Caminar es uno de los placeres más sencillos, simples y grandiosos que tenemos a nuestra disposición. Salir a caminar cada día un «rato» o si es posible un par de horas es algo para mí indispensable. Puedo llegar a ponerme de muy mal humor si por alguna razón no puedo hacerlo (no siempre, claro) y en general siempre encuentro un momento del día en que puedo salir a dar vueltas por la ciudad o donde sea que me encuentre en ese momento. El hábito tiene, entre sus ventajas, el de poner orden en mis pensamientos. En ese sentido funciona perfectamente como una forma de meditación, podría decirse. No por nada salir a caminar fue el pasatiempo favorito de casi todos los filósofos. Recuerdo a Fernado Savater, quien en la introducción de su Diccionario de filosofía, establece en la movilidad de los antiguos griegos el propio origen de la filosofía: «Desde luego, la filosofía no la inventó gente que no se movía de casa ni sentía curiosidad por los extraños. Pío Baroja aseguró en cierta ocasión que el nacionalismo es una enfermedad que se quita viajando: por lo visto la filosofía es una enfermedad que se contrae viajando o conociendo a viajeros… De modo que las disquisiciones en que a veces aún se incurre sobre si existen filosofías nacionales […] siempre me han resultado particularmente insulsas. La filosofía es una actividad inventada por griegos viajeros, por griegos planetarios (recordemos que «planeta» en griego significa «vagabundo») y por tanto, en cierto sentido, toda filosofía es griega y, en otro, nunca puede dejar de ser cosmopolita.

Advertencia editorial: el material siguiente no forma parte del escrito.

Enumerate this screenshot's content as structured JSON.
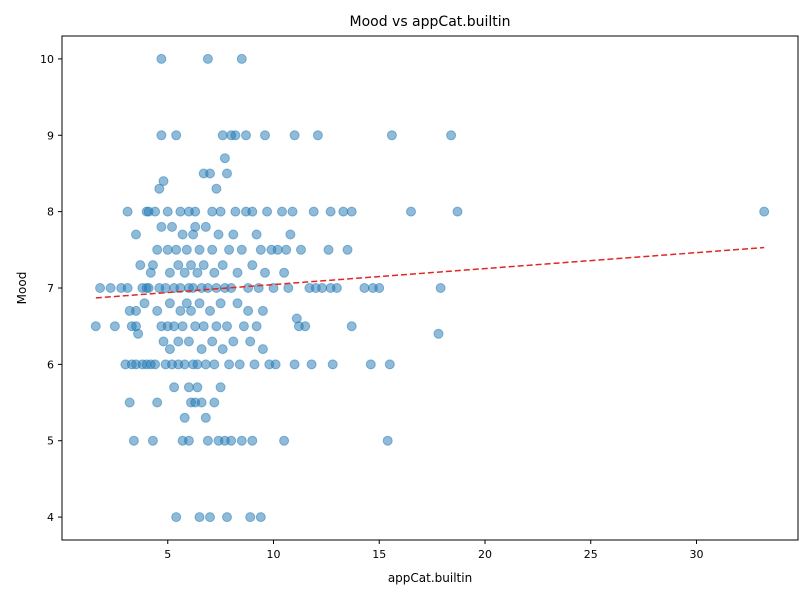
{
  "chart_data": {
    "type": "scatter",
    "title": "Mood vs appCat.builtin",
    "xlabel": "appCat.builtin",
    "ylabel": "Mood",
    "xlim": [
      0.0,
      34.8
    ],
    "ylim": [
      3.7,
      10.3
    ],
    "xticks": [
      5,
      10,
      15,
      20,
      25,
      30
    ],
    "yticks": [
      4,
      5,
      6,
      7,
      8,
      9,
      10
    ],
    "grid": false,
    "legend": "none",
    "point_color": "#1f77b4",
    "trend_color": "#e32626",
    "trendline": {
      "x": [
        1.6,
        33.2
      ],
      "y": [
        6.87,
        7.53
      ],
      "style": "dashed"
    },
    "points": [
      [
        1.6,
        6.5
      ],
      [
        1.8,
        7.0
      ],
      [
        2.3,
        7.0
      ],
      [
        2.5,
        6.5
      ],
      [
        2.8,
        7.0
      ],
      [
        3.0,
        6.0
      ],
      [
        3.1,
        8.0
      ],
      [
        3.1,
        7.0
      ],
      [
        3.2,
        6.7
      ],
      [
        3.2,
        5.5
      ],
      [
        3.3,
        6.5
      ],
      [
        3.3,
        6.0
      ],
      [
        3.4,
        5.0
      ],
      [
        3.5,
        6.7
      ],
      [
        3.5,
        6.5
      ],
      [
        3.5,
        6.0
      ],
      [
        3.5,
        7.7
      ],
      [
        3.6,
        6.4
      ],
      [
        3.7,
        7.3
      ],
      [
        3.8,
        7.0
      ],
      [
        3.8,
        6.0
      ],
      [
        3.9,
        6.8
      ],
      [
        4.0,
        8.0
      ],
      [
        4.0,
        7.0
      ],
      [
        4.0,
        6.0
      ],
      [
        4.1,
        8.0
      ],
      [
        4.1,
        7.0
      ],
      [
        4.2,
        7.2
      ],
      [
        4.2,
        6.0
      ],
      [
        4.3,
        5.0
      ],
      [
        4.3,
        7.3
      ],
      [
        4.4,
        6.0
      ],
      [
        4.4,
        8.0
      ],
      [
        4.5,
        5.5
      ],
      [
        4.5,
        6.7
      ],
      [
        4.5,
        7.5
      ],
      [
        4.6,
        7.0
      ],
      [
        4.6,
        8.3
      ],
      [
        4.7,
        9.0
      ],
      [
        4.7,
        6.5
      ],
      [
        4.7,
        7.8
      ],
      [
        4.7,
        10.0
      ],
      [
        4.8,
        8.4
      ],
      [
        4.8,
        6.3
      ],
      [
        4.9,
        7.0
      ],
      [
        4.9,
        6.0
      ],
      [
        5.0,
        6.5
      ],
      [
        5.0,
        7.5
      ],
      [
        5.0,
        8.0
      ],
      [
        5.1,
        6.2
      ],
      [
        5.1,
        6.8
      ],
      [
        5.1,
        7.2
      ],
      [
        5.2,
        7.8
      ],
      [
        5.2,
        6.0
      ],
      [
        5.3,
        5.7
      ],
      [
        5.3,
        7.0
      ],
      [
        5.3,
        6.5
      ],
      [
        5.4,
        7.5
      ],
      [
        5.4,
        9.0
      ],
      [
        5.4,
        4.0
      ],
      [
        5.5,
        6.3
      ],
      [
        5.5,
        7.3
      ],
      [
        5.5,
        6.0
      ],
      [
        5.6,
        8.0
      ],
      [
        5.6,
        6.7
      ],
      [
        5.6,
        7.0
      ],
      [
        5.7,
        5.0
      ],
      [
        5.7,
        7.7
      ],
      [
        5.7,
        6.5
      ],
      [
        5.8,
        5.3
      ],
      [
        5.8,
        7.2
      ],
      [
        5.8,
        6.0
      ],
      [
        5.9,
        7.5
      ],
      [
        5.9,
        6.8
      ],
      [
        6.0,
        5.7
      ],
      [
        6.0,
        5.0
      ],
      [
        6.0,
        7.0
      ],
      [
        6.0,
        8.0
      ],
      [
        6.0,
        6.3
      ],
      [
        6.1,
        5.5
      ],
      [
        6.1,
        7.3
      ],
      [
        6.1,
        6.7
      ],
      [
        6.2,
        7.7
      ],
      [
        6.2,
        6.0
      ],
      [
        6.2,
        7.0
      ],
      [
        6.3,
        5.5
      ],
      [
        6.3,
        7.8
      ],
      [
        6.3,
        6.5
      ],
      [
        6.3,
        8.0
      ],
      [
        6.4,
        5.7
      ],
      [
        6.4,
        7.2
      ],
      [
        6.4,
        6.0
      ],
      [
        6.5,
        4.0
      ],
      [
        6.5,
        7.5
      ],
      [
        6.5,
        6.8
      ],
      [
        6.6,
        5.5
      ],
      [
        6.6,
        7.0
      ],
      [
        6.6,
        6.2
      ],
      [
        6.7,
        8.5
      ],
      [
        6.7,
        7.3
      ],
      [
        6.7,
        6.5
      ],
      [
        6.8,
        5.3
      ],
      [
        6.8,
        7.8
      ],
      [
        6.8,
        6.0
      ],
      [
        6.9,
        5.0
      ],
      [
        6.9,
        10.0
      ],
      [
        6.9,
        7.0
      ],
      [
        7.0,
        8.5
      ],
      [
        7.0,
        6.7
      ],
      [
        7.0,
        4.0
      ],
      [
        7.1,
        7.5
      ],
      [
        7.1,
        6.3
      ],
      [
        7.1,
        8.0
      ],
      [
        7.2,
        5.5
      ],
      [
        7.2,
        7.2
      ],
      [
        7.2,
        6.0
      ],
      [
        7.3,
        8.3
      ],
      [
        7.3,
        7.0
      ],
      [
        7.3,
        6.5
      ],
      [
        7.4,
        5.0
      ],
      [
        7.4,
        7.7
      ],
      [
        7.5,
        5.7
      ],
      [
        7.5,
        6.8
      ],
      [
        7.5,
        8.0
      ],
      [
        7.6,
        9.0
      ],
      [
        7.6,
        6.2
      ],
      [
        7.6,
        7.3
      ],
      [
        7.7,
        8.7
      ],
      [
        7.7,
        5.0
      ],
      [
        7.7,
        7.0
      ],
      [
        7.8,
        4.0
      ],
      [
        7.8,
        8.5
      ],
      [
        7.8,
        6.5
      ],
      [
        7.9,
        7.5
      ],
      [
        7.9,
        6.0
      ],
      [
        8.0,
        9.0
      ],
      [
        8.0,
        5.0
      ],
      [
        8.0,
        7.0
      ],
      [
        8.1,
        7.7
      ],
      [
        8.1,
        6.3
      ],
      [
        8.2,
        9.0
      ],
      [
        8.2,
        8.0
      ],
      [
        8.3,
        6.8
      ],
      [
        8.3,
        7.2
      ],
      [
        8.4,
        6.0
      ],
      [
        8.5,
        10.0
      ],
      [
        8.5,
        5.0
      ],
      [
        8.5,
        7.5
      ],
      [
        8.6,
        6.5
      ],
      [
        8.7,
        8.0
      ],
      [
        8.7,
        9.0
      ],
      [
        8.8,
        6.7
      ],
      [
        8.8,
        7.0
      ],
      [
        8.9,
        4.0
      ],
      [
        8.9,
        6.3
      ],
      [
        9.0,
        5.0
      ],
      [
        9.0,
        7.3
      ],
      [
        9.0,
        8.0
      ],
      [
        9.1,
        6.0
      ],
      [
        9.2,
        7.7
      ],
      [
        9.2,
        6.5
      ],
      [
        9.3,
        7.0
      ],
      [
        9.4,
        4.0
      ],
      [
        9.4,
        7.5
      ],
      [
        9.5,
        6.7
      ],
      [
        9.5,
        6.2
      ],
      [
        9.6,
        9.0
      ],
      [
        9.6,
        7.2
      ],
      [
        9.7,
        8.0
      ],
      [
        9.8,
        6.0
      ],
      [
        9.9,
        7.5
      ],
      [
        10.0,
        7.0
      ],
      [
        10.1,
        6.0
      ],
      [
        10.2,
        7.5
      ],
      [
        10.4,
        8.0
      ],
      [
        10.5,
        5.0
      ],
      [
        10.5,
        7.2
      ],
      [
        10.6,
        7.5
      ],
      [
        10.7,
        7.0
      ],
      [
        10.8,
        7.7
      ],
      [
        10.9,
        8.0
      ],
      [
        11.0,
        9.0
      ],
      [
        11.0,
        6.0
      ],
      [
        11.1,
        6.6
      ],
      [
        11.2,
        6.5
      ],
      [
        11.3,
        7.5
      ],
      [
        11.5,
        6.5
      ],
      [
        11.7,
        7.0
      ],
      [
        11.8,
        6.0
      ],
      [
        11.9,
        8.0
      ],
      [
        12.0,
        7.0
      ],
      [
        12.1,
        9.0
      ],
      [
        12.3,
        7.0
      ],
      [
        12.6,
        7.5
      ],
      [
        12.7,
        8.0
      ],
      [
        12.7,
        7.0
      ],
      [
        12.8,
        6.0
      ],
      [
        13.0,
        7.0
      ],
      [
        13.3,
        8.0
      ],
      [
        13.5,
        7.5
      ],
      [
        13.7,
        8.0
      ],
      [
        13.7,
        6.5
      ],
      [
        14.3,
        7.0
      ],
      [
        14.6,
        6.0
      ],
      [
        14.7,
        7.0
      ],
      [
        15.0,
        7.0
      ],
      [
        15.4,
        5.0
      ],
      [
        15.5,
        6.0
      ],
      [
        15.6,
        9.0
      ],
      [
        16.5,
        8.0
      ],
      [
        17.8,
        6.4
      ],
      [
        17.9,
        7.0
      ],
      [
        18.4,
        9.0
      ],
      [
        18.7,
        8.0
      ],
      [
        33.2,
        8.0
      ]
    ]
  }
}
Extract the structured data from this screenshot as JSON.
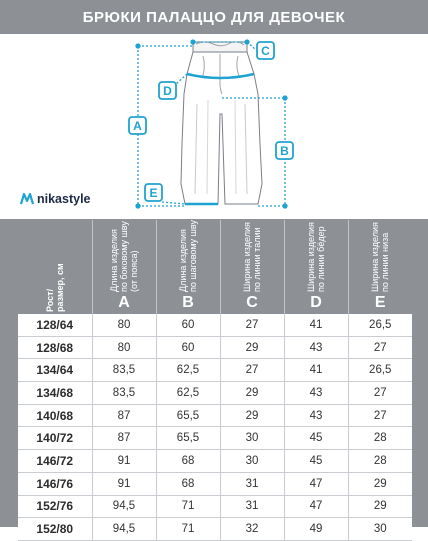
{
  "header": {
    "title": "БРЮКИ ПАЛАЦЦО ДЛЯ ДЕВОЧЕК"
  },
  "logo": {
    "text": "nikastyle",
    "icon": "nikastyle-logo-icon"
  },
  "diagram": {
    "markers": [
      "A",
      "B",
      "C",
      "D",
      "E"
    ],
    "accent": "#1fa3d0"
  },
  "table": {
    "size_header": "Рост/\nразмер, см",
    "columns": [
      {
        "label": "Длина изделия\nпо боковому шву\n(от пояса)",
        "letter": "A"
      },
      {
        "label": "Длина изделия\nпо шаговому шву",
        "letter": "B"
      },
      {
        "label": "Ширина изделия\nпо линии талии",
        "letter": "C"
      },
      {
        "label": "Ширина изделия\nпо линии бёдер",
        "letter": "D"
      },
      {
        "label": "Ширина изделия\nпо линии низа",
        "letter": "E"
      }
    ],
    "rows": [
      [
        "128/64",
        "80",
        "60",
        "27",
        "41",
        "26,5"
      ],
      [
        "128/68",
        "80",
        "60",
        "29",
        "43",
        "27"
      ],
      [
        "134/64",
        "83,5",
        "62,5",
        "27",
        "41",
        "26,5"
      ],
      [
        "134/68",
        "83,5",
        "62,5",
        "29",
        "43",
        "27"
      ],
      [
        "140/68",
        "87",
        "65,5",
        "29",
        "43",
        "27"
      ],
      [
        "140/72",
        "87",
        "65,5",
        "30",
        "45",
        "28"
      ],
      [
        "146/72",
        "91",
        "68",
        "30",
        "45",
        "28"
      ],
      [
        "146/76",
        "91",
        "68",
        "31",
        "47",
        "29"
      ],
      [
        "152/76",
        "94,5",
        "71",
        "31",
        "47",
        "29"
      ],
      [
        "152/80",
        "94,5",
        "71",
        "32",
        "49",
        "30"
      ]
    ]
  },
  "colors": {
    "band": "#8d9196",
    "accent": "#1fa3d0",
    "dark": "#1c2a4a"
  }
}
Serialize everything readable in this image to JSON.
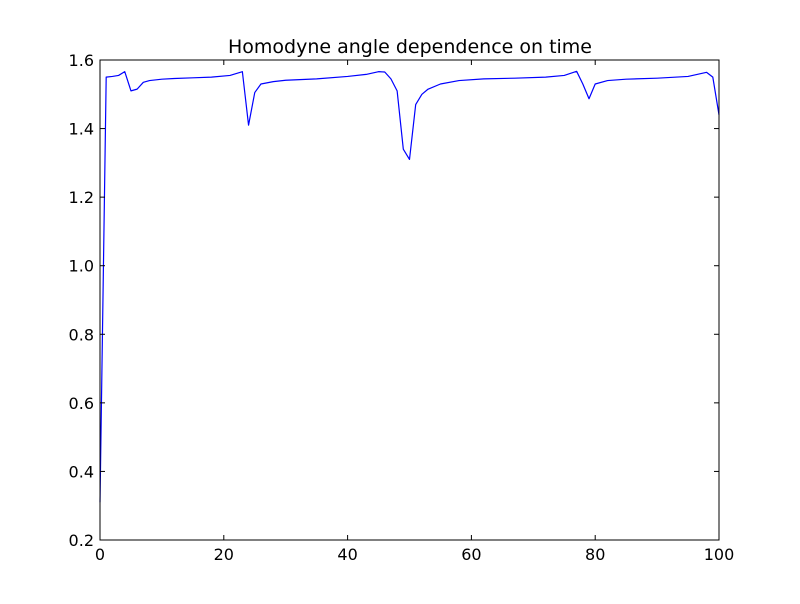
{
  "chart_data": {
    "type": "line",
    "title": "Homodyne angle dependence on time",
    "xlabel": "",
    "ylabel": "",
    "xlim": [
      0,
      100
    ],
    "ylim": [
      0.2,
      1.6
    ],
    "xticks": [
      0,
      20,
      40,
      60,
      80,
      100
    ],
    "yticks": [
      0.2,
      0.4,
      0.6,
      0.8,
      1.0,
      1.2,
      1.4,
      1.6
    ],
    "xtick_labels": [
      "0",
      "20",
      "40",
      "60",
      "80",
      "100"
    ],
    "ytick_labels": [
      "0.2",
      "0.4",
      "0.6",
      "0.8",
      "1.0",
      "1.2",
      "1.4",
      "1.6"
    ],
    "grid": false,
    "line_color": "#0000ff",
    "series": [
      {
        "x": [
          0,
          1,
          2,
          3,
          4,
          5,
          6,
          7,
          8,
          10,
          12,
          15,
          18,
          21,
          23,
          24,
          25,
          26,
          28,
          30,
          35,
          40,
          43,
          45,
          46,
          47,
          48,
          49,
          50,
          51,
          52,
          53,
          55,
          58,
          62,
          67,
          72,
          75,
          77,
          78,
          79,
          80,
          82,
          85,
          90,
          95,
          98,
          99,
          100
        ],
        "y": [
          0.31,
          1.55,
          1.552,
          1.555,
          1.566,
          1.51,
          1.515,
          1.535,
          1.54,
          1.544,
          1.546,
          1.548,
          1.55,
          1.555,
          1.566,
          1.41,
          1.505,
          1.53,
          1.537,
          1.541,
          1.545,
          1.552,
          1.558,
          1.566,
          1.565,
          1.545,
          1.51,
          1.34,
          1.31,
          1.47,
          1.5,
          1.515,
          1.53,
          1.54,
          1.545,
          1.547,
          1.55,
          1.555,
          1.567,
          1.53,
          1.487,
          1.53,
          1.54,
          1.544,
          1.547,
          1.552,
          1.564,
          1.55,
          1.44
        ]
      }
    ]
  }
}
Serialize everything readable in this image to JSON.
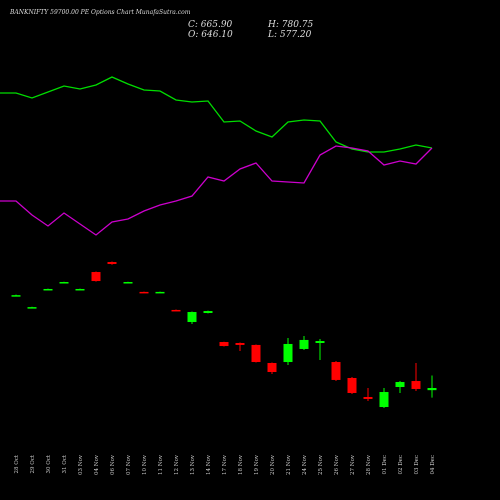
{
  "chart_data": {
    "type": "candlestick",
    "title": "BANKNIFTY 59700.00 PE Options Chart MunafaSutra.com",
    "info": [
      "C: 665.90",
      "O: 646.10",
      "H: 780.75",
      "L: 577.20"
    ],
    "categories": [
      "28 Oct",
      "29 Oct",
      "30 Oct",
      "31 Oct",
      "03 Nov",
      "04 Nov",
      "06 Nov",
      "07 Nov",
      "10 Nov",
      "11 Nov",
      "12 Nov",
      "13 Nov",
      "14 Nov",
      "17 Nov",
      "18 Nov",
      "19 Nov",
      "20 Nov",
      "21 Nov",
      "24 Nov",
      "25 Nov",
      "26 Nov",
      "27 Nov",
      "28 Nov",
      "01 Dec",
      "02 Dec",
      "03 Dec",
      "04 Dec"
    ],
    "open": [
      1520,
      1410,
      1577,
      1641,
      1577,
      1733,
      1825,
      1641,
      1550,
      1550,
      1384,
      1273,
      1356,
      1089,
      1080,
      1062,
      896,
      905,
      1025,
      1080,
      905,
      758,
      583,
      491,
      675,
      730,
      646.1
    ],
    "high": [
      1525,
      1414,
      1580,
      1644,
      1580,
      1738,
      1830,
      1644,
      1553,
      1553,
      1388,
      1370,
      1378,
      1092,
      1084,
      1066,
      900,
      1126,
      1144,
      1117,
      914,
      767,
      666,
      666,
      730,
      896,
      780.75
    ],
    "low": [
      1515,
      1406,
      1574,
      1638,
      1574,
      1645,
      1800,
      1638,
      1542,
      1546,
      1376,
      1255,
      1352,
      1048,
      1006,
      900,
      795,
      878,
      1016,
      924,
      730,
      611,
      546,
      482,
      620,
      638,
      577.2
    ],
    "close": [
      1520,
      1410,
      1577,
      1641,
      1577,
      1650,
      1807,
      1641,
      1545,
      1550,
      1380,
      1365,
      1374,
      1052,
      1062,
      905,
      813,
      1071,
      1108,
      1098,
      740,
      620,
      565,
      629,
      721,
      657,
      665.9
    ],
    "ylim": [
      400,
      2000
    ],
    "up_color": "#00ff00",
    "down_color": "#ff0000",
    "line_ylim": [
      0,
      300
    ],
    "lines": [
      {
        "color": "#00dd00",
        "values": [
          207,
          202,
          208,
          214,
          211,
          215,
          223,
          216,
          210,
          209,
          200,
          198,
          199,
          178,
          179,
          169,
          163,
          178,
          180,
          179,
          158,
          151,
          148,
          148,
          151,
          155,
          152
        ]
      },
      {
        "color": "#cc00cc",
        "values": [
          99,
          85,
          74,
          87,
          76,
          65,
          78,
          81,
          89,
          95,
          99,
          104,
          123,
          119,
          131,
          137,
          119,
          118,
          117,
          145,
          154,
          152,
          149,
          135,
          139,
          136,
          152
        ]
      }
    ]
  }
}
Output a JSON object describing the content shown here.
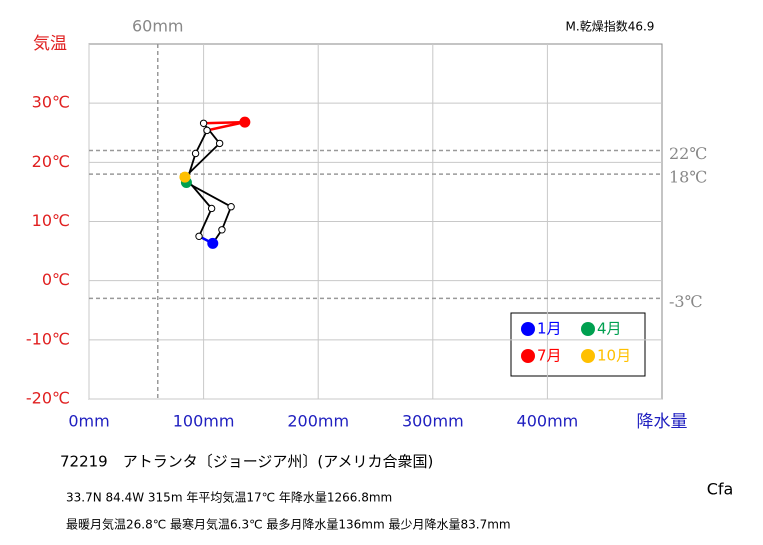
{
  "chart_data": {
    "type": "line",
    "index_text": "M.乾燥指数46.9",
    "y_label": "気温",
    "x_label": "降水量",
    "x": [
      108,
      116,
      124,
      85,
      93,
      103,
      136,
      100,
      114,
      83.7,
      107,
      96
    ],
    "values": [
      6.3,
      8.6,
      12.5,
      16.6,
      21.5,
      25.4,
      26.8,
      26.6,
      23.2,
      17.5,
      12.2,
      7.5
    ],
    "point_colors": [
      "#0000ff",
      null,
      null,
      "#00a050",
      null,
      null,
      "#ff0000",
      null,
      null,
      "#ffc000",
      null,
      null
    ],
    "segment_colors": [
      null,
      null,
      null,
      null,
      null,
      "#ff0000",
      "#ff0000",
      null,
      null,
      null,
      null,
      "#0000ff"
    ],
    "xlim": [
      0,
      500
    ],
    "ylim": [
      -20,
      40
    ],
    "xticks": [
      {
        "value": 0,
        "label": "0mm"
      },
      {
        "value": 100,
        "label": "100mm"
      },
      {
        "value": 200,
        "label": "200mm"
      },
      {
        "value": 300,
        "label": "300mm"
      },
      {
        "value": 400,
        "label": "400mm"
      }
    ],
    "yticks": [
      {
        "value": -20,
        "label": "-20℃"
      },
      {
        "value": -10,
        "label": "-10℃"
      },
      {
        "value": 0,
        "label": "0℃"
      },
      {
        "value": 10,
        "label": "10℃"
      },
      {
        "value": 20,
        "label": "20℃"
      },
      {
        "value": 30,
        "label": "30℃"
      }
    ],
    "x_refs": [
      {
        "value": 60,
        "label": "60mm"
      }
    ],
    "y_refs": [
      {
        "value": 22,
        "label": "22℃"
      },
      {
        "value": 18,
        "label": "18℃"
      },
      {
        "value": -3,
        "label": "-3℃"
      }
    ],
    "legend": [
      {
        "name": "1月",
        "color": "#0000ff"
      },
      {
        "name": "4月",
        "color": "#00a050"
      },
      {
        "name": "7月",
        "color": "#ff0000"
      },
      {
        "name": "10月",
        "color": "#ffc000"
      }
    ],
    "station": "72219　アトランタ〔ジョージア州〕(アメリカ合衆国)",
    "info1": "33.7N  84.4W 315m  年平均気温17℃ 年降水量1266.8mm",
    "info2": "最暖月気温26.8℃ 最寒月気温6.3℃ 最多月降水量136mm 最少月降水量83.7mm",
    "climate": "Cfa"
  }
}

Insisto en el carácter de viajeros o exiliados, en suma, desarraigados, de los primeros filósofos…»

Ya he hablado muchas veces sobre este tema, de una u otra manera. Desde aquella entrada titulada Turismo localhasta las diversas entradas en las que he contado algún aspecto de alguno de los sitios que he tenido la suerte de visitar, creo que el caminar siempre estuvo muy presente en este sitio. Tal vez porque como dice Vila-Matas, el caminar tiene una narrativa propia; y con eso es más que suficiente.